Soon, you will reach Marple Junction, where you will bear left and moor up, just before the Marple Locks. At Church Lane Bridge No. 2 there is another pub, the Ring O' Bells. It has a canalside patio and garden, and children are welcome.
You will have cruised for just less than two hours.
First task today is navigating the 16 Marple Locks, on the Peak Forest Canal. The first four are quite close together, the rest spaced further apart, making the total distance around a mile long. At this point, the canal is 500ft above sea level.
Not far from the canal, to the left, is the town of Marple. Ludworth Moor is quite nearby, where there are ruins of an old Celtic Druid's temple, known as 'Robin Hood's Picking Rods'.
Once through the locks, it's not far to Marple Aqueduct, a three-arched ancient monument, over the River Goyt. It stands at almost 100ft above the River. Then you will go through Hyde Bank Tunnel, which is 308yds long, continuing northwards, then over a couple of minor aqueducts, and cruising through Romily, Bredbury and Woodley, where you will cruise through the narrow Woodley Tunnel, 176yds long.

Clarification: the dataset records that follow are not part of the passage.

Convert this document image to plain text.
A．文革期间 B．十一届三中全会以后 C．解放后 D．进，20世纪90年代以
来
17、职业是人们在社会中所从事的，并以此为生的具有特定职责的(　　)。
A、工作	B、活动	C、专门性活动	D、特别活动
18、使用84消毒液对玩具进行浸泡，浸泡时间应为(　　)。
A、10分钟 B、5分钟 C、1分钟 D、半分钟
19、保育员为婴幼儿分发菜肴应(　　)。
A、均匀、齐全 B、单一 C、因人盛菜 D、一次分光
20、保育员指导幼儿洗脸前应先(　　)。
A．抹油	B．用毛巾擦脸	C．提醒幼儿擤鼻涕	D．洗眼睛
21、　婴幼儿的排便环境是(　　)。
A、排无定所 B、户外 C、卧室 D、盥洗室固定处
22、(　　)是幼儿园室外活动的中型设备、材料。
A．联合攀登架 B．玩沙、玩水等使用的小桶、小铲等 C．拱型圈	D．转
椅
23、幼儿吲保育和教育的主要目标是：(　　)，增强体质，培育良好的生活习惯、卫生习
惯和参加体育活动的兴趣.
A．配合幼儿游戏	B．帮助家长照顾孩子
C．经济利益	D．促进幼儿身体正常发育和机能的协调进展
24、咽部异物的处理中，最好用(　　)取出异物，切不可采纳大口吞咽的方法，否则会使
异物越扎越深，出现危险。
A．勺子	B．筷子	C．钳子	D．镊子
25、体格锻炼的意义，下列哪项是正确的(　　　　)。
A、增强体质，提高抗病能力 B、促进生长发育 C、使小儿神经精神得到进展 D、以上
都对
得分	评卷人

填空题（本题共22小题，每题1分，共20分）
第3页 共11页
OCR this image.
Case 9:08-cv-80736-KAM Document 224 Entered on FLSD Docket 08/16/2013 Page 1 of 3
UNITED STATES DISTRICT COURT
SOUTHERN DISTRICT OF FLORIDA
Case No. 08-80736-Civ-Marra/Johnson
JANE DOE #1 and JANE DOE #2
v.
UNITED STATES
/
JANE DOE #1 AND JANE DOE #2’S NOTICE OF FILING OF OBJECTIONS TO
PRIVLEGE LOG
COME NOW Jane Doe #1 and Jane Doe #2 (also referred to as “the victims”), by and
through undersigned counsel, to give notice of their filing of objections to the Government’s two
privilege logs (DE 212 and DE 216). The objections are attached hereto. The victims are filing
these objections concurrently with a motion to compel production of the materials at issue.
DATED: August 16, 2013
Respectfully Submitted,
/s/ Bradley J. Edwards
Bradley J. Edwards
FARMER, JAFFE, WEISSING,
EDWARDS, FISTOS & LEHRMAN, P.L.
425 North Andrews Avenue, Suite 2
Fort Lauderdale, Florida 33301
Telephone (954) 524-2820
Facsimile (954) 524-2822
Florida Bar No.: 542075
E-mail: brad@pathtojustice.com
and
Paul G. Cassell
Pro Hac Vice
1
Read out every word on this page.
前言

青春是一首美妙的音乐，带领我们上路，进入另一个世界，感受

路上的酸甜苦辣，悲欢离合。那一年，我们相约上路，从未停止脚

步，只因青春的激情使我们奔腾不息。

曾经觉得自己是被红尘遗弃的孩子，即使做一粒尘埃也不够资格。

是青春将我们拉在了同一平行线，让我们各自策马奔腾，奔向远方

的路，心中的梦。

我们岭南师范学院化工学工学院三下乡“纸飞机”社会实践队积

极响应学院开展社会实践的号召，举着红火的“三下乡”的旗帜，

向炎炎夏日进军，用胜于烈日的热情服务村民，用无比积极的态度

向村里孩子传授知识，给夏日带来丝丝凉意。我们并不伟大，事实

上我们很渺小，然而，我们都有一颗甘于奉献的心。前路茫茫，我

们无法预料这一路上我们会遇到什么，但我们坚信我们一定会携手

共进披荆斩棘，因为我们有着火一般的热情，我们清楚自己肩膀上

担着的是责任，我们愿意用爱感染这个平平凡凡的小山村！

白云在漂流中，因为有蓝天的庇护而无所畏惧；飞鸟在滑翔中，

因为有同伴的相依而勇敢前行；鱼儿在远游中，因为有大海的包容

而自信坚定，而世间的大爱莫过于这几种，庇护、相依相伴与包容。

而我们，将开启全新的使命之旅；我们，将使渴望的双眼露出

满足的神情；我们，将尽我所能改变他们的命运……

There are a couple of pubs in Romily -the Duke of York, east of Bridge 14; children welcome and outside seating, and the Friendship Inn, also east of Bridge 14; children welcome, but only until early evening.
Continuing northwards, as you make your way to Dunkinfield Junction, the canal becomes more suburban, and to the right, beyond the M67 Bridge, you can see the industrial town of Hyde, which is in Greater Manchester. There is a pub at Dunkinfield called the Globe Hotel, near Bridge No. 2, with an outdoor patio and children welcome.
Ashton under Lyne is at the junction, and if you have time you might like to moor up and have a look around.
At the junction, bear right onto the Huddersfield Canal, towards Stalybridge, where you can moor up for the night if you wish. You will need to turn around here in preparation for the return journey tomorrow. The canal is the focus of this bustling town, and there are many colourful boats moored along the canal. There is plenty of mooring space between locks 4W and 8W. In the distance, above the rooftops, you can make out the Pennines.
Pubs are plentiful in Stalybridge – Station Buffet Bar; Q Inn; Old Fleece Hotel; White House; Bridge Inn, and Bull's Head. The town is around 8 miles from Manchester city centre, and has its own football club.
For more information about Stalybridge, visit their website. (useful links below)
You will have cruised for nearly 7 and a half hours, cruised 9 miles and navigated 21 locks.
After turning your boat, you will make your return journey, which should take around 9 hours.
NB: This route has been provided as a guide only. Information may become inaccurate or out of date. You should always check with the marina that the route is possible within your time frame, current weather conditions and canal stoppages etc.